Sent from my iPhone using Tapatalk


----------



## splatz (May 23, 2015)

I'm getting 14*30,000 btu/hr = 420,000 watts for equivalent heating power. If I calculated that right, that's a considerable amount of juice. 

Of course that doesn't mean that's actually what you need, they were probably way more that what was actually needed. 

An engineer could calculate the heat load, that would be an educated guess. 

To me a four story stairwell with a steeple on top is outside of what I'd be OK guessing at. 

So I might bring in someone I trust to do the heat load calculation, and if I have to pay them, I'd want that from the customer - that wouldn't be part of a free estimate. 

But in this case, just my experience, I wouldn't want it that bad - I haven't had good luck with churches as customers - so I'd tell them to get the heating load and size the heaters to THEIR specification. That way if it's not enough, it's not on me. It might wind up that the person they bring in to do the heat calc winds up getting the job, but I'd be OK with that in this situation - they earned it.


----------



## WronGun (Oct 18, 2013)

Maybe my calculations are wrong ?

1000 W=3412.141633 BTU/hr

This is a 480V/12A 10KW Heater 

I wouldn’t feel comfortable sizing it but all I’m doing is matching what’s there which worked very well for them. 

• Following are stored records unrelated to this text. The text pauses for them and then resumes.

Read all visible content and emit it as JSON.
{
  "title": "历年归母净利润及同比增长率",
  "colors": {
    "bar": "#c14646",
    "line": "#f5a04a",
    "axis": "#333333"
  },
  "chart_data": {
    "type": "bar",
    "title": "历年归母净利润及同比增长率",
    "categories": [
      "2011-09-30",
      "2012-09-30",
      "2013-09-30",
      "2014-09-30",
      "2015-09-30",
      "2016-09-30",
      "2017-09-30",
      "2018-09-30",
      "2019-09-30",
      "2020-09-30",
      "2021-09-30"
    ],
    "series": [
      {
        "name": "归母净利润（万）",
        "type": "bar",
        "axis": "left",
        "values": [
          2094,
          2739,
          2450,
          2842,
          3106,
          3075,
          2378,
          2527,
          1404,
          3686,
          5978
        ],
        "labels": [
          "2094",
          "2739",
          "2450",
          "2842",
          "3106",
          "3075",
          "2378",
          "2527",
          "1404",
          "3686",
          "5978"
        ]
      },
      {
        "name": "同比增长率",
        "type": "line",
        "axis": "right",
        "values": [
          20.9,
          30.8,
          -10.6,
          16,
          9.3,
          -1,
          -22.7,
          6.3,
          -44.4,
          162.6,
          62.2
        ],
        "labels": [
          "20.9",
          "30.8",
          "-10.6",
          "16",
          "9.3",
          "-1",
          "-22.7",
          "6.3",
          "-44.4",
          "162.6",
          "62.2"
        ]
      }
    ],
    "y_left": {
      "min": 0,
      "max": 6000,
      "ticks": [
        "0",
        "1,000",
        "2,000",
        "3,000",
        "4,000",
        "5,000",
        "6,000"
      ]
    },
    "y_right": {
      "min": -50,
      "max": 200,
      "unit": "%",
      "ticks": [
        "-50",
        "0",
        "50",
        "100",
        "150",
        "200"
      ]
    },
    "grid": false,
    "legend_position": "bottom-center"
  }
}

There are 2 in each stairwell 

I’ve had great success with the temple/church Market in my area this year 



Sent from my iPhone using Tapatalk


----------



## WronGun (Oct 18, 2013)

My mistake , your figuring all 14 in the stairway.. 

No they are spread out to multiple stairways , and lobby areas.... this place is a massive compound 


Sent from my iPhone using Tapatalk


----------



## splatz (May 23, 2015)

Watts per 30k BTU: 
1 BTU/hr = 0.29307107 W 
30,000 BTU/hr = 30,000*0.29307107 W = 8792.1321 W

So 14 30k BTU/hr heaters 
14 * 8792.1321 W = 123089.8494 W 

But now thinking about it 
30,000 * 14 = 420,000 BTU = like triple a normal sized house furnace 
So there just had to be a LOT of excess capacity there. 

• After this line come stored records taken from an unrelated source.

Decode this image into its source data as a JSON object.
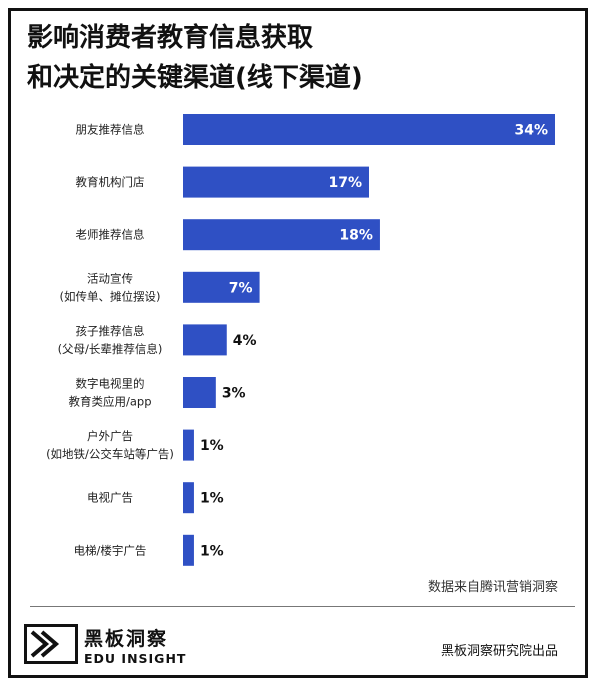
{
  "title_lines": [
    "影响消费者教育信息获取",
    "和决定的关键渠道(线下渠道)"
  ],
  "chart_data": {
    "type": "bar",
    "orientation": "horizontal",
    "title": "影响消费者教育信息获取和决定的关键渠道(线下渠道)",
    "categories": [
      [
        "朋友推荐信息"
      ],
      [
        "教育机构门店"
      ],
      [
        "老师推荐信息"
      ],
      [
        "活动宣传",
        "(如传单、摊位摆设)"
      ],
      [
        "孩子推荐信息",
        "(父母/长辈推荐信息)"
      ],
      [
        "数字电视里的",
        "教育类应用/app"
      ],
      [
        "户外广告",
        "(如地铁/公交车站等广告)"
      ],
      [
        "电视广告"
      ],
      [
        "电梯/楼宇广告"
      ]
    ],
    "values": [
      34,
      17,
      18,
      7,
      4,
      3,
      1,
      1,
      1
    ],
    "value_labels": [
      "34%",
      "17%",
      "18%",
      "7%",
      "4%",
      "3%",
      "1%",
      "1%",
      "1%"
    ],
    "xlabel": "",
    "ylabel": "",
    "xlim": [
      0,
      34
    ],
    "grid": false,
    "legend": "none",
    "bar_color": "#2f50c4"
  },
  "source": "数据来自腾讯营销洞察",
  "logo": {
    "name_cn": "黑板洞察",
    "name_en": "EDU INSIGHT",
    "icon": "edu-insight-logo-icon"
  },
  "publisher": "黑板洞察研究院出品",
  "colors": {
    "bar": "#2f50c4",
    "text": "#1a1a1a",
    "frame": "#111111"
  }
}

Sometimes you'd just match existing, knowing that's safe, but in this situation that's going to overspend by a fortune. 

But you can't use existing to size the job, so you're back to square one, guessing.


----------



## splatz (May 23, 2015)

WronGun said:


> My mistake , your figuring all 14 in the stairway..
> 
> No they are spread out to multiple stairways , and lobby areas.... this place is a massive compound


That makes much more sense!


----------



## splatz (May 23, 2015)

WronGun said:


> Maybe my calculations are wrong ?
> 
> This is a 480V/12A 10KW Heater
> 
> ...


I was thinking 10KW per stairwell is the number is the number I would have guessed if I had to guess!


----------



## Cow (Jan 16, 2008)

splatz said:


> I was thinking 10KW per stairwell is the number is the number I would have guessed if I had to guess!


Wait. What?:biggrin:


----------